Im Schadenmanagement, im sogenannten „moment of truth“, lassen sich Digitalisierungsprojekte intern immer noch am besten verkaufen. Hier können die Veränderer in den Versicherungen ihren Budgetverantwortlichen trocken vorrechnen, um welchen Faktor sich die Schaden-Kosten-Quote senken lässt, wenn die Kunden Schadendaten, Unfallfoto, Arzt- oder Werkstattrechnung über eine App übermitteln und alle Infos medienbruchfrei, automatisiert weiterverarbeitet werden können. Das Schadenmanagement ist immer noch der größte Ausgabenposten der meisten Versicherer. Da möchte jeder Manager gerne ran. Versicherer One möchte so 60 Prozent aller Schäden in Echtzeit und vor allem vollautomatisch managen.

Ähnliche Möglichkeiten sehen Versicherer, wenn sie mithilfe einer von Schadengutachtern trainierten Software Versicherungsbetrügern besser auf die Schliche kommen wollen. Vermittler sind hier übrigens deutlich skeptischer als ihre Risikopartner. Sie trauen der menschlichen kriminellen Intelligenz mehr zu als der künstlichen zur Betrugserkennung.

Grafik Versicherer Kosteneinsparpotenzial
Quelle: Infografik zum Branchenkompass Insurance 2019

Und wenn das Kostenargument allein nicht zieht: Bei der Schadenabwicklung entscheidet es sich in der Regel, ob Kunden länger bleiben und den Service sogar weiterempfehlen oder ob sie das Weite suchen. Im Fall des Falles – ob analog oder digital – sollte somit kein Anbieter mit schnellen und barrierefreien Serviceideen geizen. Die Messlatte hängt noch relativ tief: Viele Kunden freuen sich schon über ein wenig Amazon-Feeling mit Echtzeit-Status. Fortgeschrittene Ansätze sind beispielsweise automatisierte Plausibilitätschecks, um Dokumente und beschädigte Sachen schneller zu begutachten und so das Warten für die Kunden auf die Entschädigung abzukürzen.

Cloud-Umzugstipp: IBM-Mainframe ins Museum bringen

Als zentralen Time-to-Market-Turbo betrachtet die Versicherungsbranche mittlerweile Cloud Computing. Mit reichlich Verspätung kommt das Thema auch bei den Versicherungen an. Die regulatorischen Schranken wurden gelockert, und die Lösungsanbieter wie Microsoft, Amazon und Salesforce haben sich darauf eingestellt, dass die Daten in Deutschland oder zumindest in Europa gehostet werden müssen. Das bewirkt, dass sich nun viele Versicherer mit dem Umzug in die Cloud befassen und Projekte die entsprechende Priorität bekommen.

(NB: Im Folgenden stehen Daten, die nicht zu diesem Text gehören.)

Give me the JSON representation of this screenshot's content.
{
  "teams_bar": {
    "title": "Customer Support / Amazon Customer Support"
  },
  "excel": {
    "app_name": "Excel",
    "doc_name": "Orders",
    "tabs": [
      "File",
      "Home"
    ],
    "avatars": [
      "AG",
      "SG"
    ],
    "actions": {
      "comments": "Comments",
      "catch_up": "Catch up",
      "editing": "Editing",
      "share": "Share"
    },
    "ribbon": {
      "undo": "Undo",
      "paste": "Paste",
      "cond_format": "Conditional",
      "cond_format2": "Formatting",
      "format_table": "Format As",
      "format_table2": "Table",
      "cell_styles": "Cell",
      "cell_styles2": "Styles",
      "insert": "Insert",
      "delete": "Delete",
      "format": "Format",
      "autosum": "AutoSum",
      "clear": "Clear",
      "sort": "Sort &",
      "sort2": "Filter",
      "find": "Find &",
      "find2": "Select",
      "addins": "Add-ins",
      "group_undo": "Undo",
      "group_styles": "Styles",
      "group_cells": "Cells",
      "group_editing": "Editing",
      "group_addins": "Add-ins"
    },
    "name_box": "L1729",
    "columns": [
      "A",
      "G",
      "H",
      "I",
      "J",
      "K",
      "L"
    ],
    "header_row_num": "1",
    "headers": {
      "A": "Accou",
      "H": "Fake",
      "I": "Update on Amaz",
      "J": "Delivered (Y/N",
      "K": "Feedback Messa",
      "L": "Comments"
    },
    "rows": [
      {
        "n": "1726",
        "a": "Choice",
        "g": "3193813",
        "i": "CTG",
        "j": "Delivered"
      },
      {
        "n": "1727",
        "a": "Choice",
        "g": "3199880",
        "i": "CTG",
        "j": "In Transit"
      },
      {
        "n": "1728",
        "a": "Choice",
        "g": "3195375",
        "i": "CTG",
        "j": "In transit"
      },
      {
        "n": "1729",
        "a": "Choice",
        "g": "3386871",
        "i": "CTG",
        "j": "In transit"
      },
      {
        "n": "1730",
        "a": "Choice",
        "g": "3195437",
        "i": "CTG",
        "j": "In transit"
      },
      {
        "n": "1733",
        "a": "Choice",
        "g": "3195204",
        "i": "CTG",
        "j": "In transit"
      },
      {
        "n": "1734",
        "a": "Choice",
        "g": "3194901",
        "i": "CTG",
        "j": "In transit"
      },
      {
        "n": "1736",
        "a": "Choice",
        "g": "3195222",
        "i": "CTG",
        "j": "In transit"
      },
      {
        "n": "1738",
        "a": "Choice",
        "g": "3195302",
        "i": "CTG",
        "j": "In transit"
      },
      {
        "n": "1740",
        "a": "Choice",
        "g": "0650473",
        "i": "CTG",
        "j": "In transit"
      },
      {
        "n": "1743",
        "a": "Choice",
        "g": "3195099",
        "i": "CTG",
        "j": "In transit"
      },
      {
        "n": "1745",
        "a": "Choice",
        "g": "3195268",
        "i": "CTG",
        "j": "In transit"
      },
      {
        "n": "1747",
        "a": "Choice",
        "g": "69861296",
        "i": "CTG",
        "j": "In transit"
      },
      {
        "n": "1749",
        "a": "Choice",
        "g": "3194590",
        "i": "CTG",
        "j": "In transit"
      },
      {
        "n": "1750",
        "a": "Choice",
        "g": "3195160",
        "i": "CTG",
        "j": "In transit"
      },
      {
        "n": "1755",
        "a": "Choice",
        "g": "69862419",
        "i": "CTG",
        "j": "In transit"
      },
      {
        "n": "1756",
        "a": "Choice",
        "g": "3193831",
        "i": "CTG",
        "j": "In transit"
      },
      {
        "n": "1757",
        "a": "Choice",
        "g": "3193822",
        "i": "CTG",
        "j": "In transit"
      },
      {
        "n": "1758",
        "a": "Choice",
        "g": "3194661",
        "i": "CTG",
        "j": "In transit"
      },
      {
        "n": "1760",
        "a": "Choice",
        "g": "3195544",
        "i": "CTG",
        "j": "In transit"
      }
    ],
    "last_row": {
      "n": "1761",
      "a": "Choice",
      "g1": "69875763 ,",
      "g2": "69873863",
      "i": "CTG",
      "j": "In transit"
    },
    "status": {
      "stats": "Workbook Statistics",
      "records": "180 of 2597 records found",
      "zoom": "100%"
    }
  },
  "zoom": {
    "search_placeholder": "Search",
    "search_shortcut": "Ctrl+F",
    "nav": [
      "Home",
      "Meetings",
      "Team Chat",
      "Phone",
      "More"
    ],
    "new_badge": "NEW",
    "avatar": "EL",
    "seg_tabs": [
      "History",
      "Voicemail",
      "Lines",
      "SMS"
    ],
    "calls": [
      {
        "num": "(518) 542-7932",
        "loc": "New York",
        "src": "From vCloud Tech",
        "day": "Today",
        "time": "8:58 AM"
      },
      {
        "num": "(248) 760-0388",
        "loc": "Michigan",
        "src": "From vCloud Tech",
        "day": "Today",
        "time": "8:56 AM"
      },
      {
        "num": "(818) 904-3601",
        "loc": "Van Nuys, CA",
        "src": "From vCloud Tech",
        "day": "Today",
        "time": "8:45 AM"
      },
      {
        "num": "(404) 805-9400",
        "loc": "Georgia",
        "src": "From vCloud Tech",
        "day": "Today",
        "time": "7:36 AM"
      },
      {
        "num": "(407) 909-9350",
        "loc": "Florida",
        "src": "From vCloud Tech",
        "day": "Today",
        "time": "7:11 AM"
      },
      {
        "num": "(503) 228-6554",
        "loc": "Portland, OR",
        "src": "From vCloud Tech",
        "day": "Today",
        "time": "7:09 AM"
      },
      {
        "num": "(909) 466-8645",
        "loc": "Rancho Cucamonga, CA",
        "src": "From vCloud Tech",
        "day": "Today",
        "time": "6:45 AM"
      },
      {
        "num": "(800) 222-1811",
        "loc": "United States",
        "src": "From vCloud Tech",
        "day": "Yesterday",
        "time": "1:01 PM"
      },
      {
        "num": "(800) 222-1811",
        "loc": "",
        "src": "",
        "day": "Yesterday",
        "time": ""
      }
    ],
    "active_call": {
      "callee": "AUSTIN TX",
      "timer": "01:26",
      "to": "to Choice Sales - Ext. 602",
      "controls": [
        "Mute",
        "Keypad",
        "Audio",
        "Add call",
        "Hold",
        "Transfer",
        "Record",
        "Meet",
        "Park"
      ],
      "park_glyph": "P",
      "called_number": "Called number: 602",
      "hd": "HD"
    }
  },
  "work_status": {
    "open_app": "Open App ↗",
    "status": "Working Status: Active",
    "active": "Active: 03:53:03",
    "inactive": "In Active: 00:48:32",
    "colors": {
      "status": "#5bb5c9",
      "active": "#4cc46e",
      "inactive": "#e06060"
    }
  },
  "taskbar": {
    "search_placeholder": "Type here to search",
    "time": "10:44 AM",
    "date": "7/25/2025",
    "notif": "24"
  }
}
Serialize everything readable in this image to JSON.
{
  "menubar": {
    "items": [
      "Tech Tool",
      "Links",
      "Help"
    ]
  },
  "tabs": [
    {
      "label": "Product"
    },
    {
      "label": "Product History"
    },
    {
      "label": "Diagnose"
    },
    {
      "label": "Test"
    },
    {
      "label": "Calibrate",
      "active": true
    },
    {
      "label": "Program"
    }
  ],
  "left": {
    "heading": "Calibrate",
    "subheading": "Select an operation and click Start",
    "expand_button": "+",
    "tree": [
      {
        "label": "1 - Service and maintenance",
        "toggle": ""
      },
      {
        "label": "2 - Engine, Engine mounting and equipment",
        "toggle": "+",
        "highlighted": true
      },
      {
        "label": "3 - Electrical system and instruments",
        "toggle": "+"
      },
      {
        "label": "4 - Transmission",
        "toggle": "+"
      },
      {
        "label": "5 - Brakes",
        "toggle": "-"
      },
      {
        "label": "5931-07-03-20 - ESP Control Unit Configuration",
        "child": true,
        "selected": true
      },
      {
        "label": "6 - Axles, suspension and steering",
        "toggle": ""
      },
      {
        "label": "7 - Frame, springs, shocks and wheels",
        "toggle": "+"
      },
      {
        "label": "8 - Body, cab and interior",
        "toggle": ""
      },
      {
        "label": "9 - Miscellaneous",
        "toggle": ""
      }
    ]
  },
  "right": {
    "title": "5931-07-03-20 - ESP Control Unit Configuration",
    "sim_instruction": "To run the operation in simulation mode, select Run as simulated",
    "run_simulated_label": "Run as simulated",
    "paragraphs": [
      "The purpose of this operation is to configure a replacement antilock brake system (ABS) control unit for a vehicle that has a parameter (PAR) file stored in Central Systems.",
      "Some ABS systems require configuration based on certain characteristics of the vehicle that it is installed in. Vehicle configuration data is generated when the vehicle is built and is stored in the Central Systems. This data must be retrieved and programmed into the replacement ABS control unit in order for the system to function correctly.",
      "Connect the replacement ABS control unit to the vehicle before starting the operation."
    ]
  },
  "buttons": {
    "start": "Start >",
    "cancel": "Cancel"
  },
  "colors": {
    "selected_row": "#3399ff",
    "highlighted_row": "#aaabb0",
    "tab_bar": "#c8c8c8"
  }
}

Grafik Versicherer Cloud Computing
Quelle: Infografik zum Branchenkompass Insurance 2019

Die aktuelle IT vieler Versicherungsunternehmen ist allerdings so veraltet, dass nicht einmal die Cloud schnelle Abhilfe schaffen kann. Versicherungen mit überalterten Legacy-Systemen müssen somit ihre IT-Infrastruktur grundlegend umbauen und ein komplettes Re-Hosting ihrer Daten betreiben, um in die Cloud umziehen zu können. Der Umzugstipp kann nur lauten, das Mainframe-Zeitalter vorher hinter sich zu lassen, will man Insurtechs und digitale Neu-Versicherer nicht doch irgendwann nur noch von hinten sehen.

Fitnessprogramm für die Organisation

Bis aus einer Analogia eine Digitalia wird, braucht es sicher noch einige Zeit. Fakt ist aber: Die Digitalisierung der Versicherungsbranche beschleunigt sich. In fast allen Unternehmensbereichen werden Veränderungen umgesetzt oder stehen an. Die digitale Fitness hängt allerdings mehr von den Menschen ab als von der Technik. Cross-funktionale Teams, mehr Verantwortung für den Einzelnen, eine gesunde Fehlerkultur und ein empathischer Führungsstil sind wichtige Zutaten. Als Unterstützung für den anstehenden Kulturwandel nutzen oder gründen viele Versicherer so genannte DigiLabs. Hier wollen sie agile Entwicklungs- und Managementmethoden umsetzen und Vorlaufzeiten bei der Produktentwicklung verkürzen. Mittelfristig sollte aus diesen Investitionen in die Innovationsfähigkeit dann ein Gewinnbeitrag entstehen.